Rapidly evolving technological advancements have drastically shifted the notion of financial services and financial markets. As a result, newly emerged financial products and related services such as blockchain, bitcoin, cryptocurrency, and virtual assets enable a global transfer of value using innovation and technology. 

The 15th recommendation of the 40 recommendations provided by the Financial Action Task Force (FATF) stipulates the countries to develop a framework that evaluates risks of and combat ML/FT activities conducted through new technologies, more specifically virtual assets. 

In compliance with this recommendation, by the Bank of Mongolia (BOM) Governor’s decree A-23 from January 27, 2020, a working group was formed with the goal of conducting a “Gap analysis on regulating financial services related to virtual assets, developing a proposal for improving the legal framework and amending the respective legal acts per international standards and recommendations”.
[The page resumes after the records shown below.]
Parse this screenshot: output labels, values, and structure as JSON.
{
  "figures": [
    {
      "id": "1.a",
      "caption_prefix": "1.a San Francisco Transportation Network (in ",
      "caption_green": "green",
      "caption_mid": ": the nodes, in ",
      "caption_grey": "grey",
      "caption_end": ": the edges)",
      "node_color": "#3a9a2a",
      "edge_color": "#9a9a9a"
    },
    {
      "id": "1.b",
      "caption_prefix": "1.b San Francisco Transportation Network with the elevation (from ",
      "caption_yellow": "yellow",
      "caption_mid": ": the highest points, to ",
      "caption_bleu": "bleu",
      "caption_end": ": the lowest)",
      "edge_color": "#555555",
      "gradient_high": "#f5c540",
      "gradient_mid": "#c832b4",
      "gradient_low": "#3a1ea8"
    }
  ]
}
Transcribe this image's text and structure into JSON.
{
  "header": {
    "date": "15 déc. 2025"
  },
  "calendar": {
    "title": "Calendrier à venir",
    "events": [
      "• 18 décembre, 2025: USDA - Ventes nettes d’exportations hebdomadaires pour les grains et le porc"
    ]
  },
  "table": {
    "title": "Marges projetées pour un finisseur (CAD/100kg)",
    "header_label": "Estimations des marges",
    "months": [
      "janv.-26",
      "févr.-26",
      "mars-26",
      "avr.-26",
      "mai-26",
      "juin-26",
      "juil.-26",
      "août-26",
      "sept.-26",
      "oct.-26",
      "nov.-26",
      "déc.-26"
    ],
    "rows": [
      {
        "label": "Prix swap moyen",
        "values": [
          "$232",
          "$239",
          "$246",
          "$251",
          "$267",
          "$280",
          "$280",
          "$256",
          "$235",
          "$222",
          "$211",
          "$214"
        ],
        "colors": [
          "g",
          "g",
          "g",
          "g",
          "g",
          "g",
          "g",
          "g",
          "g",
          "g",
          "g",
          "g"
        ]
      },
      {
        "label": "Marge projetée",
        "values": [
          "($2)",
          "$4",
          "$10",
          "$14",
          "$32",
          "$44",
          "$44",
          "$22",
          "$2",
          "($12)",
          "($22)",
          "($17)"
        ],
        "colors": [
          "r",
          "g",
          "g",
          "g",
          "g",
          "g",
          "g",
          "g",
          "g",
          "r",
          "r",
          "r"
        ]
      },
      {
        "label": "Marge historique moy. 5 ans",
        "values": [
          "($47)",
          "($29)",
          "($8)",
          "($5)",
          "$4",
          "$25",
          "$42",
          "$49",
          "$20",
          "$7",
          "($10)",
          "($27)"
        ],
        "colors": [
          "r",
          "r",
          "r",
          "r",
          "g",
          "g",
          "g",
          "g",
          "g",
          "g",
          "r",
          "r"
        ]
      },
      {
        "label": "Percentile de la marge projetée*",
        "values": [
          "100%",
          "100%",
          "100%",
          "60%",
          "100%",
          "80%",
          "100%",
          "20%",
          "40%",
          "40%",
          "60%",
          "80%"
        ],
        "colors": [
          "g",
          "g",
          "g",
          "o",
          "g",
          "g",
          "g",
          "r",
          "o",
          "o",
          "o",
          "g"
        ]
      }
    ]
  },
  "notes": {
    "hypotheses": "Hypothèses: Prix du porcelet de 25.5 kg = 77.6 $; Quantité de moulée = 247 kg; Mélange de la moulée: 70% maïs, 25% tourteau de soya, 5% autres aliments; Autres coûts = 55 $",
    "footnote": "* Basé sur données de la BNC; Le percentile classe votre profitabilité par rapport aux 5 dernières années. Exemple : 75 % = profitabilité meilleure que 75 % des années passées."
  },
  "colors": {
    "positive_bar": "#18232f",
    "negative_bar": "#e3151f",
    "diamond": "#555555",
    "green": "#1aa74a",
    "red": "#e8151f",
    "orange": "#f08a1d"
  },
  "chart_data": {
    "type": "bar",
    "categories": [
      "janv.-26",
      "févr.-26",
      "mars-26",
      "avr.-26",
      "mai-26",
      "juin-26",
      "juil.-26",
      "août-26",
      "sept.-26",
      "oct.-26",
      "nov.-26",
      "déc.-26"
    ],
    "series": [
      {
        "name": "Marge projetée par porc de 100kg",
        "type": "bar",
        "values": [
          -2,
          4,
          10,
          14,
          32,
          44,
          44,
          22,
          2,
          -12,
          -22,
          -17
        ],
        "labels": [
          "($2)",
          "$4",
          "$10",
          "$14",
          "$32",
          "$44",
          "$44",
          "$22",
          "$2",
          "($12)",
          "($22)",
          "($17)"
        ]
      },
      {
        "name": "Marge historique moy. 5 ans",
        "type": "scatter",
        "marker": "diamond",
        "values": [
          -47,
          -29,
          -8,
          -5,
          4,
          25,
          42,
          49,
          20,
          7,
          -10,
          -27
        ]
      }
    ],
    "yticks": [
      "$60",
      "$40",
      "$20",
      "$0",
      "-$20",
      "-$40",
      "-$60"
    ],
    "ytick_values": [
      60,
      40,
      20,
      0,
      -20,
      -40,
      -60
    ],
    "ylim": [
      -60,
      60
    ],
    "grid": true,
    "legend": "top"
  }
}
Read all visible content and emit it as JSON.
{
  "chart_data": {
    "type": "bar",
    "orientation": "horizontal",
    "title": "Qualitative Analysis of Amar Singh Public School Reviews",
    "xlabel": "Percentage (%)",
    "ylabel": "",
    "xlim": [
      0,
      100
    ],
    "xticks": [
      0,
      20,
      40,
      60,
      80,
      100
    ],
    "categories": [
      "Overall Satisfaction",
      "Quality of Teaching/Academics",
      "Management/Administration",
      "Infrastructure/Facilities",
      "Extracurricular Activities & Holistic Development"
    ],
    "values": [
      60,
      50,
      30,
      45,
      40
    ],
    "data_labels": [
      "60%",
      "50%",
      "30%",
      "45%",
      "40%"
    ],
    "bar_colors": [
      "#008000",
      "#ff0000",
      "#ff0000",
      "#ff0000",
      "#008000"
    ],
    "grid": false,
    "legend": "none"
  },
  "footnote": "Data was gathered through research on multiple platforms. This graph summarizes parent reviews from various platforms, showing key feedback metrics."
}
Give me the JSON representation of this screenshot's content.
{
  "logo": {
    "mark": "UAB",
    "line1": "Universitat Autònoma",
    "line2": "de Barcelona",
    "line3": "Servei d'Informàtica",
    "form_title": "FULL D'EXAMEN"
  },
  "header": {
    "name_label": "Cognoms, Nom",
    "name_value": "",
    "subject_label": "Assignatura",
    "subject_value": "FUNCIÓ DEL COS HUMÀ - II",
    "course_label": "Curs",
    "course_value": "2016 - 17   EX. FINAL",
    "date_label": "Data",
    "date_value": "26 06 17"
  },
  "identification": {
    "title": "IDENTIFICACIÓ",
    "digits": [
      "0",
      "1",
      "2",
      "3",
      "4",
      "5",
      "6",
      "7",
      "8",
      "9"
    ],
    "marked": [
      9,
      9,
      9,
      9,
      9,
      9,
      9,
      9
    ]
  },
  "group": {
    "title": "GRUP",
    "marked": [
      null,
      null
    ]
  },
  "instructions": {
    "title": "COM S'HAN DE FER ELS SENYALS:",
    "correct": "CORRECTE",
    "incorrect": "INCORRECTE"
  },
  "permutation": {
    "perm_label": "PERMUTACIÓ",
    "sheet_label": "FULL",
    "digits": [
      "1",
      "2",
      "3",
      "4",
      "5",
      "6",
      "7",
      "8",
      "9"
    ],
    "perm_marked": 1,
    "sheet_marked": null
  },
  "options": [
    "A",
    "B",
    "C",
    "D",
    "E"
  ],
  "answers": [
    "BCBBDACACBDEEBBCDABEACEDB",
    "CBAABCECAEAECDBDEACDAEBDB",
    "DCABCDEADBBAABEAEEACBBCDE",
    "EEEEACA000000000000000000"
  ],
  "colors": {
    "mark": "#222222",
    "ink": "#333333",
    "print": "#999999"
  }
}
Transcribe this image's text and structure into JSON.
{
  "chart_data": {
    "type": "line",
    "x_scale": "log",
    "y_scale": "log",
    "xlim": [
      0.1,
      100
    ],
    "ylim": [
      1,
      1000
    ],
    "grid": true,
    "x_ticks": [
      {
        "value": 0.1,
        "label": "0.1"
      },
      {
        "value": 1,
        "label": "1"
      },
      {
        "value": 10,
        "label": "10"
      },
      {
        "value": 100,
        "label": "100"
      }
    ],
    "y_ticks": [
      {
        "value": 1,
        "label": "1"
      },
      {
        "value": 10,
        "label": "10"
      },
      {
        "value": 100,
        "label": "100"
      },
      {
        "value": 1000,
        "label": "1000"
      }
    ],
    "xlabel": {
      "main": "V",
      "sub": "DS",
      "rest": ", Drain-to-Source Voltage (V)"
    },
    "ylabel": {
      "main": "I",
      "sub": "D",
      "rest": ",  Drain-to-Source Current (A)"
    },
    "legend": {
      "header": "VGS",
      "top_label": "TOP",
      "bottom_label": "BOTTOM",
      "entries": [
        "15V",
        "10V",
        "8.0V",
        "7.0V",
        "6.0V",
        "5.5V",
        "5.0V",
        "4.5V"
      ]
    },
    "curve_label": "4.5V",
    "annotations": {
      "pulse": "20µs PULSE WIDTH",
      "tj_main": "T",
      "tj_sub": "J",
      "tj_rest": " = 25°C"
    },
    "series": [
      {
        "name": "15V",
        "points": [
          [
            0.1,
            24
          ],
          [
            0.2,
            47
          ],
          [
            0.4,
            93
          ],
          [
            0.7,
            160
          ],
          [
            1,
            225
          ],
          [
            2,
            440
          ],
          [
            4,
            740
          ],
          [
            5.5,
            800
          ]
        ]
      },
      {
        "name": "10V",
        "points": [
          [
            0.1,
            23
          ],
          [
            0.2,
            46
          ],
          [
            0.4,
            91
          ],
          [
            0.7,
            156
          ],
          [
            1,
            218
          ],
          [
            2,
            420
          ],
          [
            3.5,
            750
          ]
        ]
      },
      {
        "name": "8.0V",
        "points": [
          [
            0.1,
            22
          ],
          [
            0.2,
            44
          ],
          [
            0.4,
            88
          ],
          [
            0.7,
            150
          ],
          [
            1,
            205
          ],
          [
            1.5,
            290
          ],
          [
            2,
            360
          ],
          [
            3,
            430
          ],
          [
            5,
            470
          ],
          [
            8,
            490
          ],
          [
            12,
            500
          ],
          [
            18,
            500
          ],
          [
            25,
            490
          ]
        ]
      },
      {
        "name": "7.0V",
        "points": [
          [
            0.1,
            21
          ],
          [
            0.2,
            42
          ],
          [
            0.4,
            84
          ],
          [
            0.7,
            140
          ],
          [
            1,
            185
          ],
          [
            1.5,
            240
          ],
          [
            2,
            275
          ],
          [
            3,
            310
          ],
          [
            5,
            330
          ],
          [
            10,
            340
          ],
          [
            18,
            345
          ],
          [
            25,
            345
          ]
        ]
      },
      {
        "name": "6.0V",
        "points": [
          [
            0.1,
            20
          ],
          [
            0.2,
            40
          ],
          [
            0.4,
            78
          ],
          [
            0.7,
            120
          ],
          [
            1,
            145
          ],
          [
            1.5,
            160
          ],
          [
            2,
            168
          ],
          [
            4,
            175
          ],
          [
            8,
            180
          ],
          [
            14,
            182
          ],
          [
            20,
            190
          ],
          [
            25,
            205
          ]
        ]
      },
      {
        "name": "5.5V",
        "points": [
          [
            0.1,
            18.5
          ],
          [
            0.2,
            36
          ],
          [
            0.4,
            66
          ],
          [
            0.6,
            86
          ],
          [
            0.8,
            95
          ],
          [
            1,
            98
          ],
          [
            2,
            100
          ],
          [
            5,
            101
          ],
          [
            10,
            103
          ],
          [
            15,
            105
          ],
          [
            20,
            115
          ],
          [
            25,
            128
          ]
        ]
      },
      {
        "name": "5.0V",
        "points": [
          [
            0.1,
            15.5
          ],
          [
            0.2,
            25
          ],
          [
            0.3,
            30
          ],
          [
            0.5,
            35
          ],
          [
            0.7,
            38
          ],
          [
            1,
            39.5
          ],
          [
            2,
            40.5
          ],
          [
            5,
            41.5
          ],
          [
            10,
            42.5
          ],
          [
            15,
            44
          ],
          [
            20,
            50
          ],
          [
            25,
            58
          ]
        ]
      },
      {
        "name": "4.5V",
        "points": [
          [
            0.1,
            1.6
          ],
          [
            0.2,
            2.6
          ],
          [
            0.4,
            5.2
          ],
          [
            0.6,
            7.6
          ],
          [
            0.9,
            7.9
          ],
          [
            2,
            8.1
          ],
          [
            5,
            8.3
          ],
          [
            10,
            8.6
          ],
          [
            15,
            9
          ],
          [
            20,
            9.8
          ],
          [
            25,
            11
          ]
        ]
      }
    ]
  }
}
The group consists of BOM and the Financial Information Unit (FIU) staff who collaborated with an international consultant specialized in-laws on virtual assets and hired with the financial support of the SFFS project sponsored by the World Bank. 

As a result, the working group has developed a draft law on virtual asset services providers (VASP) and draft amendments to the related laws in compliance with the Law on laws and international best practices and standards.

The FIU presented the drafts to the 15 members of the Cooperation Council – the main body to conduct AML/CFT activities – and for the public discussion. In addition, members of the Government of Mongolia, corresponding government agencies, and 22 non-government organizations provided their inputs in the draft legislation. 

A passing of the bill will not only establish a legal framework to regulate virtual assets but also comply with the FATF recommendations, attract foreign investment, lower costs of financial services by diversifying the range of possible financial products, legal protection of ownership, and reduce risk of ML/FT activities.